Universo en desintegración cuyos pasajes secretos prometen el regreso; mundo cotidiano en el cual el espacio es mapa encriptado del tesoro del tiempo. No trata, pues, la poesía de Teillier, del exilio en un sentido histórico, sino del exilio estructural, del exilio como misterio ontológico. Pero Teillier está entre los autores en cuya obra la relación entre la memoria y la literatura es especialmente notoria, y por ello traigo aquí un poema suyo.
BAJO EL CIELO NACIDO TRAS LA LLUVIA (Jorge Teillier)

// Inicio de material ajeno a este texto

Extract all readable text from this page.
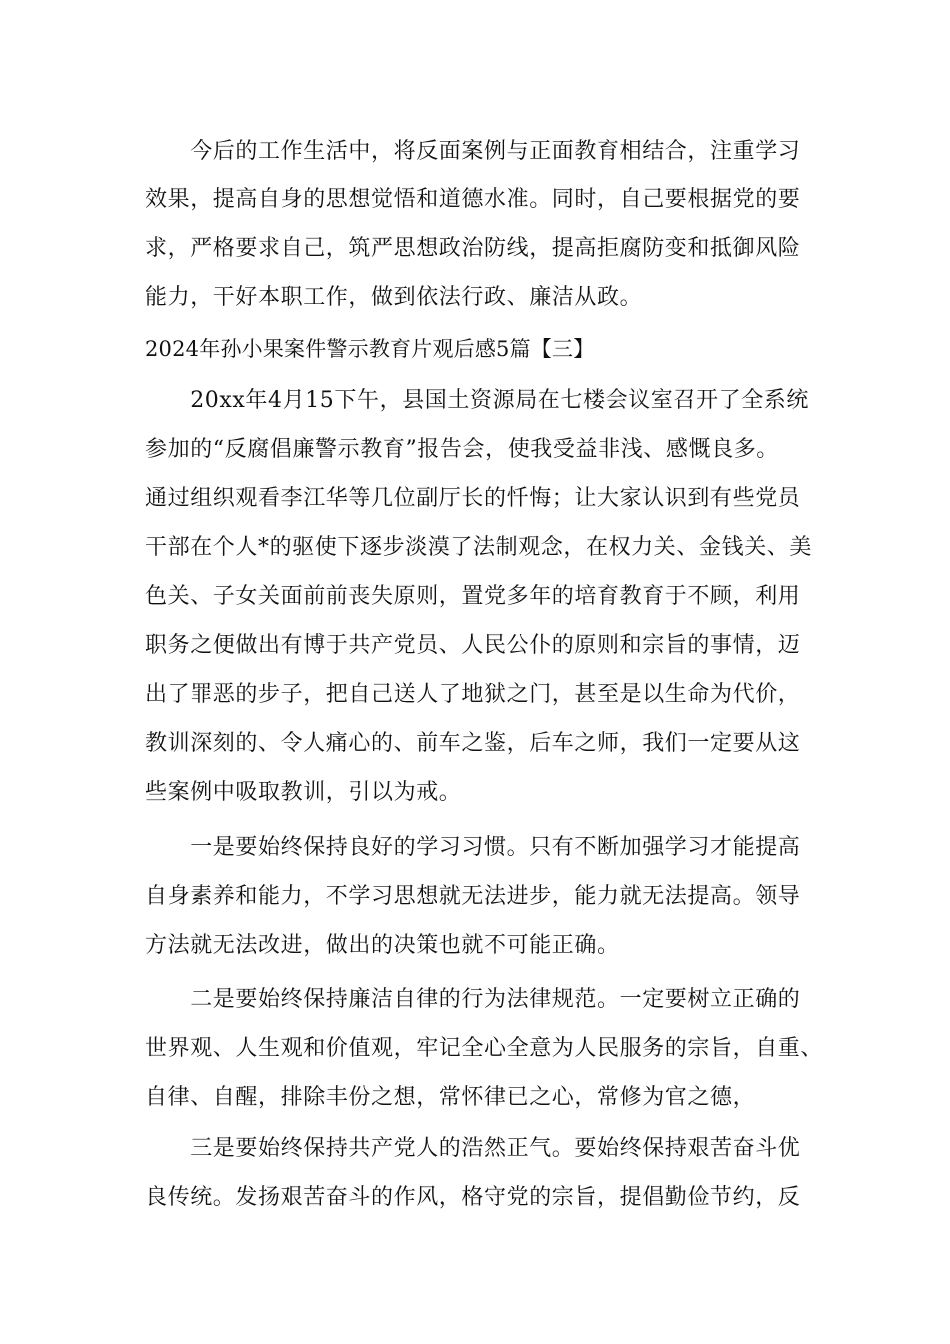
　　今后的工作生活中，将反面案例与正面教育相结合，注重学习
效果，提高自身的思想觉悟和道德水准。同时，自己要根据党的要
求，严格要求自己，筑严思想政治防线，提高拒腐防变和抵御风险
能力，干好本职工作，做到依法行政、廉洁从政。
2024年孙小果案件警示教育片观后感5篇【三】
　　20xx年4月15下午，县国土资源局在七楼会议室召开了全系统
参加的“反腐倡廉警示教育”报告会，使我受益非浅、感慨良多。
通过组织观看李江华等几位副厅长的忏悔；让大家认识到有些党员
干部在个人*的驱使下逐步淡漠了法制观念，在权力关、金钱关、美
色关、子女关面前前丧失原则，置党多年的培育教育于不顾，利用
职务之便做出有博于共产党员、人民公仆的原则和宗旨的事情，迈
出了罪恶的步子，把自己送人了地狱之门，甚至是以生命为代价，
教训深刻的、令人痛心的、前车之鉴，后车之师，我们一定要从这
些案例中吸取教训，引以为戒。
　　一是要始终保持良好的学习习惯。只有不断加强学习才能提高
自身素养和能力，不学习思想就无法进步，能力就无法提高。领导
方法就无法改进，做出的决策也就不可能正确。
　　二是要始终保持廉洁自律的行为法律规范。一定要树立正确的
世界观、人生观和价值观，牢记全心全意为人民服务的宗旨，自重、
自律、自醒，排除丰份之想，常怀律已之心，常修为官之德，
　　三是要始终保持共产党人的浩然正气。要始终保持艰苦奋斗优
良传统。发扬艰苦奋斗的作风，格守党的宗旨，提倡勤俭节约，反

Bajo el cielo nacido tras la lluvia
escucho un leve deslizarse de remos en el agua,
mientras pienso que la felicidad
no es sino un leve deslizarse de remos en el agua.
O quizás no sea sino la luz de un pequeño barco,
esa luz que aparece y desaparece
en el oscuro oleaje de los años
lentos como una cena tras un entierro.
O la luz de una casa hallada tras la colina
cuando ya creíamos que no quedaba sino andar y andar.
O el espacio del silencio
entre mi voz y la voz de alguien
revelándome el verdadero nombre de las cosas
con solo nombrarlas: “álamos”, “tejados”.
La distancia entre el tintineo del cencerro
en el cuello de la oveja al amanecer
y el ruido de una puerta cerrándose tras la fiesta.
El espacio entre el grito del ave herida en el pantano
y las alas plegadas de una mariposa en calma
sobre la cumbre de la loma barrida por el viento.
Eso fue la felicidad:
dibujar en la escarcha figuras sin sentido
sabiendo que no durarían nada,
cortar una rama de pino
para escribir un instante nuestro nombre en la tierra húmeda,
atrapar una plumilla de cardo
para detener la huida de toda una estación.
Así era la felicidad:
breve como el sueño del aromo derribado,
o el baile de la solterona loca frente al espejo roto.
Pero no importa que los días felices sean breves
como el viaje de la estrella desprendida del cielo,
pues siempre podremos reunir sus recuerdos,
así como el niño castigado en el patio
encuentra guijarros para formar brillantes ejércitos.
Pues siempre podremos estar en un día que no es ayer ni mañana,
mirando el cielo nacido tras la lluvia
y escuchando a lo lejos
un leve deslizarse de remos en el agua.